The statistics released by the Ministry of Agriculture regarding increased milk production may the potential of the dairy industry to grow further, but it will be difficult to match previous production levels, industry analysts say.
“When I was CEO of Dairyboard (once one of the Zimbabwe’s leading dairy processing companies), we had factories in seven centres and distribution depots in all urban centres,” said economist Eddie Cross.
Dairyboard, an iconic presence in Bulawayo, the country’s former industrial centre, is one of thousands of major companies that shut down in the past two decades.

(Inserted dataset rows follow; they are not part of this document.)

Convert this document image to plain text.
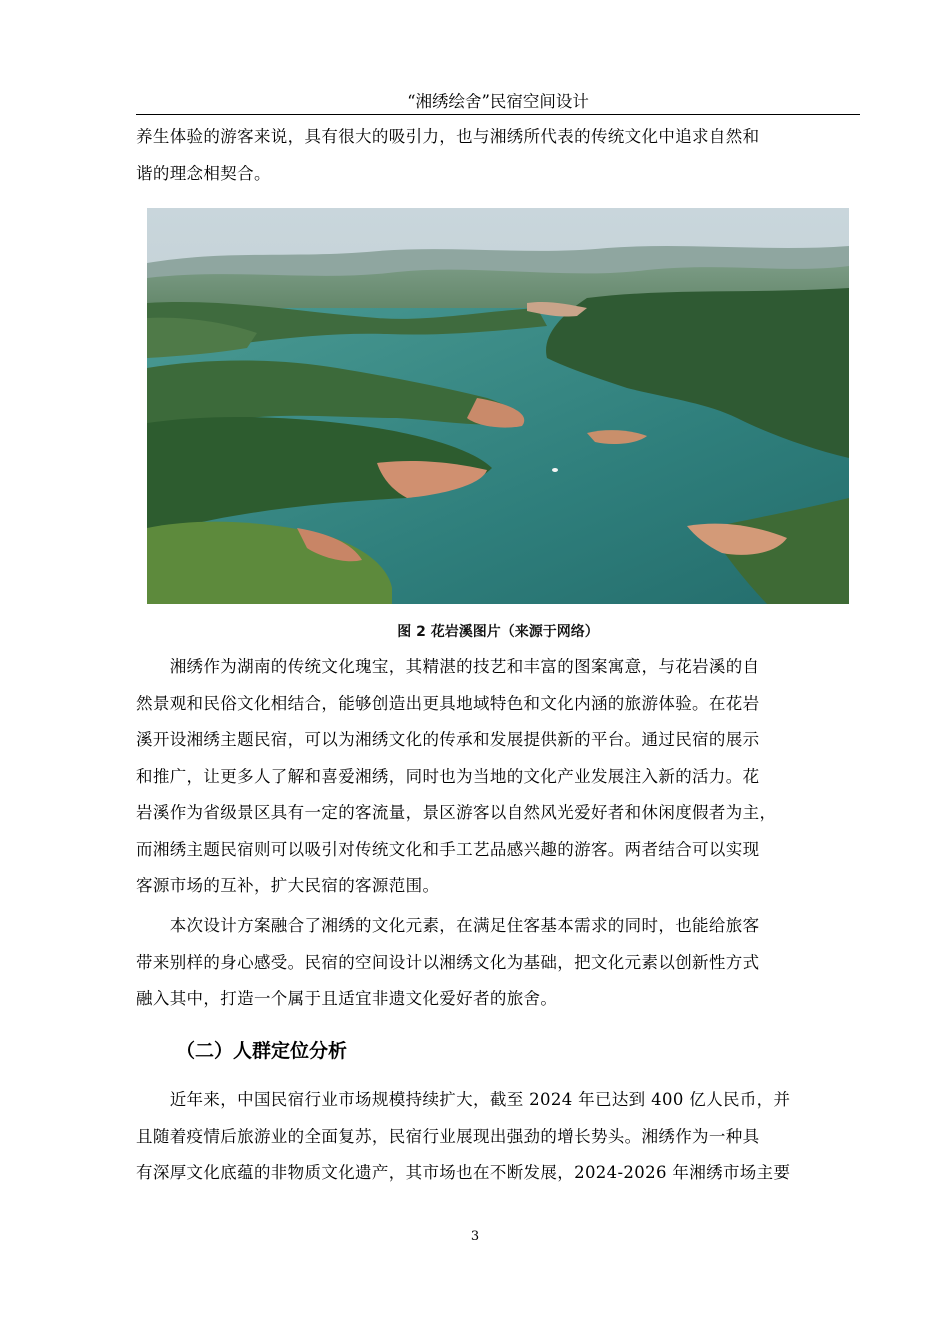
“湘绣绘舍”民宿空间设计
养生体验的游客来说，具有很大的吸引力，也与湘绣所代表的传统文化中追求自然和
谐的理念相契合。
图 2 花岩溪图片（来源于网络）
　　湘绣作为湖南的传统文化瑰宝，其精湛的技艺和丰富的图案寓意，与花岩溪的自
然景观和民俗文化相结合，能够创造出更具地域特色和文化内涵的旅游体验。在花岩
溪开设湘绣主题民宿，可以为湘绣文化的传承和发展提供新的平台。通过民宿的展示
和推广，让更多人了解和喜爱湘绣，同时也为当地的文化产业发展注入新的活力。花
岩溪作为省级景区具有一定的客流量，景区游客以自然风光爱好者和休闲度假者为主，
而湘绣主题民宿则可以吸引对传统文化和手工艺品感兴趣的游客。两者结合可以实现
客源市场的互补，扩大民宿的客源范围。
　　本次设计方案融合了湘绣的文化元素，在满足住客基本需求的同时，也能给旅客
带来别样的身心感受。民宿的空间设计以湘绣文化为基础，把文化元素以创新性方式
融入其中，打造一个属于且适宜非遗文化爱好者的旅舍。
（二）人群定位分析
　　近年来，中国民宿行业市场规模持续扩大，截至 2024 年已达到 400 亿人民币，并
且随着疫情后旅游业的全面复苏，民宿行业展现出强劲的增长势头。湘绣作为一种具
有深厚文化底蕴的非物质文化遗产，其市场也在不断发展，2024-2026 年湘绣市场主要
3
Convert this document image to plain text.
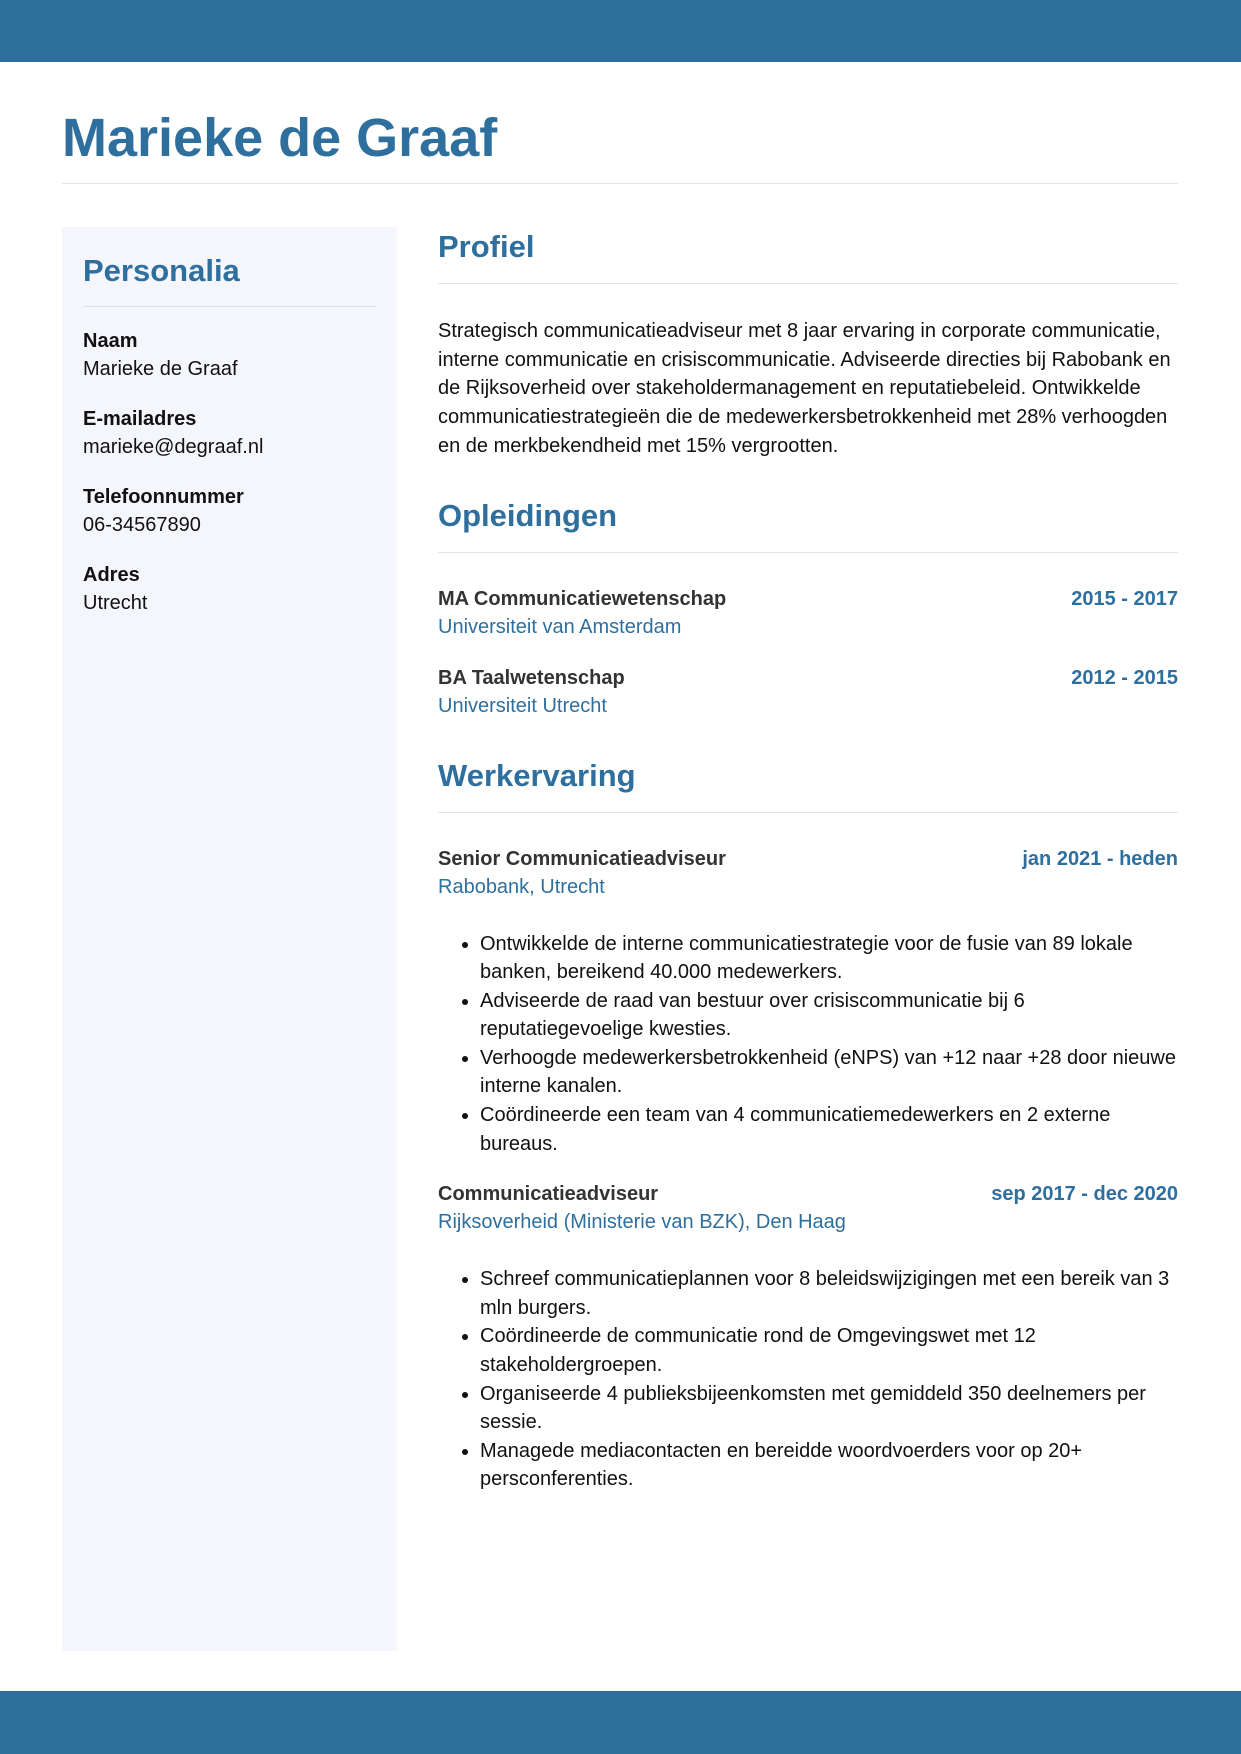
Marieke de Graaf
Personalia
Naam
Marieke de Graaf
E-mailadres
marieke@degraaf.nl
Telefoonnummer
06-34567890
Adres
Utrecht
Profiel

Strategisch communicatieadviseur met 8 jaar ervaring in corporate communicatie, interne communicatie en crisiscommunicatie. Adviseerde directies bij Rabobank en de Rijksoverheid over stakeholdermanagement en reputatiebeleid. Ontwikkelde communicatiestrategieën die de medewerkersbetrokkenheid met 28% verhoogden en de merkbekendheid met 15% vergrootten.

Opleidingen
MA Communicatiewetenschap	2015 - 2017
Universiteit van Amsterdam
BA Taalwetenschap	2012 - 2015
Universiteit Utrecht
Werkervaring
Senior Communicatieadviseur	jan 2021 - heden
Rabobank, Utrecht
• Ontwikkelde de interne communicatiestrategie voor de fusie van 89 lokale banken, bereikend 40.000 medewerkers.
• Adviseerde de raad van bestuur over crisiscommunicatie bij 6 reputatiegevoelige kwesties.
• Verhoogde medewerkersbetrokkenheid (eNPS) van +12 naar +28 door nieuwe interne kanalen.
• Coördineerde een team van 4 communicatiemedewerkers en 2 externe bureaus.
Communicatieadviseur	sep 2017 - dec 2020
Rijksoverheid (Ministerie van BZK), Den Haag
• Schreef communicatieplannen voor 8 beleidswijzigingen met een bereik van 3 mln burgers.
• Coördineerde de communicatie rond de Omgevingswet met 12 stakeholdergroepen.
• Organiseerde 4 publieksbijeenkomsten met gemiddeld 350 deelnemers per sessie.
• Managede mediacontacten en bereidde woordvoerders voor op 20+ persconferenties.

“We handled 250 000 tonnes of fresh milk a year from 600 large-scale producers. After the Fast Track Land Reform programme, it is my understanding that most large-scale dairy producers were closed down and domestic milk production declined to 60 000 tonnes,” Eddie said.
The Dairy Farmers Association says its mission is to raise the national average production of milk from the 2022 levels of thirteen litres per day per cow, to eighteen litres.
The association is also aiming to influence what it says is “a conducive policy and regulatory environment for dairy farmers.”
This will in turn lead to a more efficient production system, the association says.
Yet for the industry to maintain its current momentum, this will entail massive investment into a sector that is showing tremendous resilience in a flailing economy.
“Since 2017, the large-scale milk production industry has begun to recover. Progress has been made, but we are still only producing a fraction of our needs,” Eddie said.